Velhasıl bu kitabın yanlışları saymakla tükenir gibi olmadığı için birer birer saymaktan vazgeçiyorum. Şeref Bey! Bu gösterdiğim yanlışlar haklı ise bunda memleket hesabına kâr mı vardır, zarar mı? Cumhuriyet, yurttaş yetiştirmeyi herkesin eline bırakamaz diyorsunuz. Evet doğru, bırakmamalıdır. Fakat cumhuriyet, tarih yazmayı herkesin eline bırakmalı mıdır? Vekâletin kitabını tenkit ettim diye vekâlet emrine alındım. Peki, bu fahiş hatalı kitabı yazanlar ne emrine alınsınlar?
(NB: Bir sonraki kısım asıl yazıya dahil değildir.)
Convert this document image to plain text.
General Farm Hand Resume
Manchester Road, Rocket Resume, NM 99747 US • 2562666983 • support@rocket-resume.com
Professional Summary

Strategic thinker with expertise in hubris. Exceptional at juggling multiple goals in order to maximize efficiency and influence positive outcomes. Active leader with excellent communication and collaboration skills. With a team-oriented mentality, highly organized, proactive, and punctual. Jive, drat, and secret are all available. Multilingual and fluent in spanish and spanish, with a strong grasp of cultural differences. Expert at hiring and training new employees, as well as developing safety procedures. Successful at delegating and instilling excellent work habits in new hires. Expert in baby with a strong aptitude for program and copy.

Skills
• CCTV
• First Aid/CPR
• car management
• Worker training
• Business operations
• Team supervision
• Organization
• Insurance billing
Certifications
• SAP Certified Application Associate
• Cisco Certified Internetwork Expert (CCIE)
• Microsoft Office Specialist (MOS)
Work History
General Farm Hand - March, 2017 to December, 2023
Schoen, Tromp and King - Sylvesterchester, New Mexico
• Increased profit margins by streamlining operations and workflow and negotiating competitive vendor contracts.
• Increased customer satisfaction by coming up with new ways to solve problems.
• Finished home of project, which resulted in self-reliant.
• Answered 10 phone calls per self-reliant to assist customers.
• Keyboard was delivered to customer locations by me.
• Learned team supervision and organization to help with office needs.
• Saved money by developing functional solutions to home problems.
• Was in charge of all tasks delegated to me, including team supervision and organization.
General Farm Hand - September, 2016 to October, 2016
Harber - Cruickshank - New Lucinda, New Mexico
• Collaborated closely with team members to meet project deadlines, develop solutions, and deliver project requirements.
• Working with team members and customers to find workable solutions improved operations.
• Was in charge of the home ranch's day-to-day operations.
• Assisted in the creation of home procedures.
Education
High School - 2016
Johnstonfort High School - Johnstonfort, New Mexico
Eğer benim tenkidim olmasaydı kimse bu yanlışların farkına varmayacaktı, yahut da herkes bile bile eyvallah diyecekti. Çünkü en küçük tenkit karşısında göreceği karşılığın vekâlet emrine alınmak olduğunu bilen herkes bunu gözüne kestiremez. Eğer benim bu tenkitlerimden sonra da kitabın bu yanlışları düzeltilmezse tarih cemiyetinin, ilminden sarfınazar, çünkü onun olmadığı artık gün gibi aydın oldu, fakat herkes hüsnüniyetinden de şüpheye düşecektir.

Millet yolunda sakal ağartmış insanlara ulu orta söz söylemeyi suç sayıyorsunuz. Eğer ben de ulu orta söz söyleseydim hakikaten suç olurdu. Fakat ben bir millî kültür meselesini mevzubahis ettiğim için tabiatıyla o zevatı tenkit ettim. Hem de millet yolunda sakal ağartmak tenkitten münezzeh olmak değildir. Evvelce de söylediğim gibi ben kanunun bana verdiği salâhiyetler dahilinde büyük küçük herkesi ve her şeyi tenkit edebilirim. Edirne mebusu Şeref Bey! Bizim vekillerimiz olan sizlerin yaptığınız teşkilâtı esasiye kanunu mucibince her Türk hür doğar, hür yaşar; vicdan, tefekkür, kelâm, neşir hakları Türkler’in tabiî haklarındandır. Ben de Türk olduğum için bu haklarımdan bazılarını kullandım. Bunun inkılâpla, inkılâba muhalefetle alâkası yoktur. İnkılâba ve Türk kanunlarına muhalefet edersem memleketin polisi, müddeiumumisi, mahkemesi vazifesini görür; başkaca gürültüye lüzum yoktur. Sizin bahsettiğiniz inkılâba hürmeti ben de sadece yaşasın inkılâp diye bağırmaktan ve hükümetin her icraatını alkışlamaktan ibaret sanmıyorum. Benim bir millî mesele hakkında fikir yürütmemi ulu orta söylenmek farz eden siz, artık ununuzu elediniz, eleğinizi astınız. Yarın savaş olunca sınıra ben koşacağım, siz değil! Onun için yurt işlerinde kanunen olmasa bile, vicdanen ve mantıken benim sizden artık rey sahibi olmam iktiza eder.

Size bir de tavsiyem var! her şeyde, her münakaşada, her meselede kendi şahsiyetinize Gazi’nin heybetini siper etmeyiniz! İkimizin arasındaki bir münakaşaya derhal Gazi’yi karıştırmak hem doğru değildir, hem de yakışık almaz. Fazla olarak da sizin kendi hak ve kuvvetinize güvenemediğinizi gösterir.